In this project you will investigate the exponential distribution in R and compare it with the Central Limit Theorem. The exponential distribution can be simulated in R with rexp(n, lambda) where lambda is the rate parameter. The mean of exponential distribution is 1/lambda and the standard deviation is also 1/lambda. Set lambda = 0.2 for all of the simulations. You will investigate the distribution of averages of 40 exponentials. Note that you will need to do a thousand simulations.
n <- 40
lambda <- 0.2
simulation <- 1000
mean_t = 1/lambda
sd_t = ((1/lambda) * (1/sqrt(n)))
var_t = sd_t^2
data <- matrix(rexp(n*simulation, lambda), simulation)
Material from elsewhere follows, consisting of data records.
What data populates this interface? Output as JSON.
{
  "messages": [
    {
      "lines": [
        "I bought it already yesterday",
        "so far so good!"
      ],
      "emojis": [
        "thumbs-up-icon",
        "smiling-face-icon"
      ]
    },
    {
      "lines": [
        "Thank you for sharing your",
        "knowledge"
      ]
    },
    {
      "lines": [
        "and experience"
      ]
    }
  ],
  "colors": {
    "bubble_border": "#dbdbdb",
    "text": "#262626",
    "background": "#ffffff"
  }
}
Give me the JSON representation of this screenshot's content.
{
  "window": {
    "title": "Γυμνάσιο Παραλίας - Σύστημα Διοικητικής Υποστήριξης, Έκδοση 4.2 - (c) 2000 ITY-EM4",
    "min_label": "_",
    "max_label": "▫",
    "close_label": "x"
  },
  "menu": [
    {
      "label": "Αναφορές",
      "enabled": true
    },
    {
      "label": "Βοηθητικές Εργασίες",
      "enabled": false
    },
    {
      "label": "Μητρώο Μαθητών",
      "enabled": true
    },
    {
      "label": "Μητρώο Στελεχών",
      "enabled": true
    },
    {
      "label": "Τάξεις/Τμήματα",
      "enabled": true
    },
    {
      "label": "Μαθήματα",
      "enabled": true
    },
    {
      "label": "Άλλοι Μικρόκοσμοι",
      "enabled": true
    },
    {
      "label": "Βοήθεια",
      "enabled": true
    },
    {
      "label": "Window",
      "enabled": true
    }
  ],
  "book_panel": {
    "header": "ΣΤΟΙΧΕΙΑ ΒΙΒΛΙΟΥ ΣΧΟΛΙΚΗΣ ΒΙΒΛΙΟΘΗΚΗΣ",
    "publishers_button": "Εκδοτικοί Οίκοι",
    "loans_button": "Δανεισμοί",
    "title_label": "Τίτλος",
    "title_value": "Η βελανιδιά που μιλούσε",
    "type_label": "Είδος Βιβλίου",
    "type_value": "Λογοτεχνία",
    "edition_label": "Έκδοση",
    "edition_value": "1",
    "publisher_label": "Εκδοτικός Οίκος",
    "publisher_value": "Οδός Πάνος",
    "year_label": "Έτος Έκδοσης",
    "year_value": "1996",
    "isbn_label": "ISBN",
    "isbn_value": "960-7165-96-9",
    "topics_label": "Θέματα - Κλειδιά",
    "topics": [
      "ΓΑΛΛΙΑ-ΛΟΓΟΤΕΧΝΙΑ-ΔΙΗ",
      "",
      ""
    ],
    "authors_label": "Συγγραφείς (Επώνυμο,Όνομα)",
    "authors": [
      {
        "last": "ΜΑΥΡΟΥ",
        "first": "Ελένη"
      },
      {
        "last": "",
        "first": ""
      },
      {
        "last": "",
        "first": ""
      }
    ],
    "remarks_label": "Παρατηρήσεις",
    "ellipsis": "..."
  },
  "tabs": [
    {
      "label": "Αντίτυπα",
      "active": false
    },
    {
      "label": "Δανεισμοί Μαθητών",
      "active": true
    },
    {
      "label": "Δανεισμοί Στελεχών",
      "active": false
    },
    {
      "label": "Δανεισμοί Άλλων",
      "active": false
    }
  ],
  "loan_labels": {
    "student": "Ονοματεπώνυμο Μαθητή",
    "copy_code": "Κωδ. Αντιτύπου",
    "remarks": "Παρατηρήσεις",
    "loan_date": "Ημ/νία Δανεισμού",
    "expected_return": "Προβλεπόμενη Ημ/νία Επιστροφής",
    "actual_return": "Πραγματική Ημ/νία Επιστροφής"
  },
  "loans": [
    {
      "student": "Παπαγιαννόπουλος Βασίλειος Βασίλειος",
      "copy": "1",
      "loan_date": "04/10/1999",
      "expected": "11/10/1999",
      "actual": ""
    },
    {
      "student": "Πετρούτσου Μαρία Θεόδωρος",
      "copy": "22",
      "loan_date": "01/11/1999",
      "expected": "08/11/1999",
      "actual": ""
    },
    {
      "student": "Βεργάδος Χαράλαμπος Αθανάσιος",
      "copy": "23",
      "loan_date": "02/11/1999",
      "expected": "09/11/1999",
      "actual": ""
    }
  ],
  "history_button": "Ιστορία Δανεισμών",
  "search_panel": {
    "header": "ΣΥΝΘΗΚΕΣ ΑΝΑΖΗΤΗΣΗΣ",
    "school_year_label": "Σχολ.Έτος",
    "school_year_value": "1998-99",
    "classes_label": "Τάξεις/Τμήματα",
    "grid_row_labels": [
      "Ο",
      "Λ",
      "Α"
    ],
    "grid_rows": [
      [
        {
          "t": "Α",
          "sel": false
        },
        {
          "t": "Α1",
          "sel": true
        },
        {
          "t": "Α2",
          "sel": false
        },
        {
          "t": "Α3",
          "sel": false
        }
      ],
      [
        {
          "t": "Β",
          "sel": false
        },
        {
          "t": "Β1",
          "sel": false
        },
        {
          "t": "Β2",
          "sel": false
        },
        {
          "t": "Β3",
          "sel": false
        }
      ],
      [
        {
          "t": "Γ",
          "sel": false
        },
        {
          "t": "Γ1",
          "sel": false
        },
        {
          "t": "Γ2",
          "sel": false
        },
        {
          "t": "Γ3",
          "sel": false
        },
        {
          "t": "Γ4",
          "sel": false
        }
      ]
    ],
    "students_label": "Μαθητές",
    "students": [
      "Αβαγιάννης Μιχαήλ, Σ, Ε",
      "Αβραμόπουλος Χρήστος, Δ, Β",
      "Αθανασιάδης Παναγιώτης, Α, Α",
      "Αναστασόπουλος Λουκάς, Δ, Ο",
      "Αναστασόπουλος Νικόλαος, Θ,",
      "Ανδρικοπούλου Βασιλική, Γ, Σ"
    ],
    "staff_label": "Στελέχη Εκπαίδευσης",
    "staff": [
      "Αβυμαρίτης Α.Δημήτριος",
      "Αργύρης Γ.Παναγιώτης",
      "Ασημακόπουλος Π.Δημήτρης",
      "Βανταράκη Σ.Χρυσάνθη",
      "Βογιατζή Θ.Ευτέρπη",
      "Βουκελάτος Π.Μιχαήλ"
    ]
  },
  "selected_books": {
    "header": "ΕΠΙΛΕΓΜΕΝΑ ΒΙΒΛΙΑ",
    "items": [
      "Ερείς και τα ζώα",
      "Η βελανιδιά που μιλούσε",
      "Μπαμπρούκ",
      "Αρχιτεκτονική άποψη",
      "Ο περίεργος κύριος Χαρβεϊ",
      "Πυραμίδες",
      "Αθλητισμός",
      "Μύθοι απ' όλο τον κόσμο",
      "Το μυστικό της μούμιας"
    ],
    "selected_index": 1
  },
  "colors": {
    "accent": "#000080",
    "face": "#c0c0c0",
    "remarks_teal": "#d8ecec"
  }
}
row_means <- apply(data,1,mean)
mean_act <- mean(row_means)
sd_act <- sd(row_means)
var_act <- var(row_means)
The actual distribution is centered at 5.0450596 while the theoretical distribution is centered at 5
Variable | Theoretical Value | Actual Value |
---|---|---|
Mean | 5.0450596 | 5 |
Standard Deviation | 0.80881 | 0.7905694 |
Variance | 0.6541736 | 0.625 |
dfrow_means<-data.frame(row_means)
pp<-ggplot(dfrow_means,aes(x=dfrow_means))
pp<-pp+geom_histogram(binwidth = lambda,fill="pink",color="black",aes(y = ..density..))
pp<-pp + labs(title="Density of 40 Numbers from Exponential Distribution", x="Mean of 40 Selections", y="Density")
pp<-pp + geom_vline(xintercept=mean_act,size=1.0, color="black") # actual mean line
pp<-pp + stat_function(fun=dnorm,args=list(mean=mean_act, sd=sd_act),color = "blue", size = 1.0)
pp<-pp + geom_vline(xintercept=mean_t,size=1.0,color="yellow",linetype = "longdash")
pp<-pp + stat_function(fun=dnorm,args=list(mean=mean_t, sd=sd_t),color = "green", size = 1.0)
pp
## Don't know how to automatically pick scale for object of type data.frame. Defaulting to continuous.
The plot shows that Central Limit Theory works by trying to shape the actual data to follow the normal curve.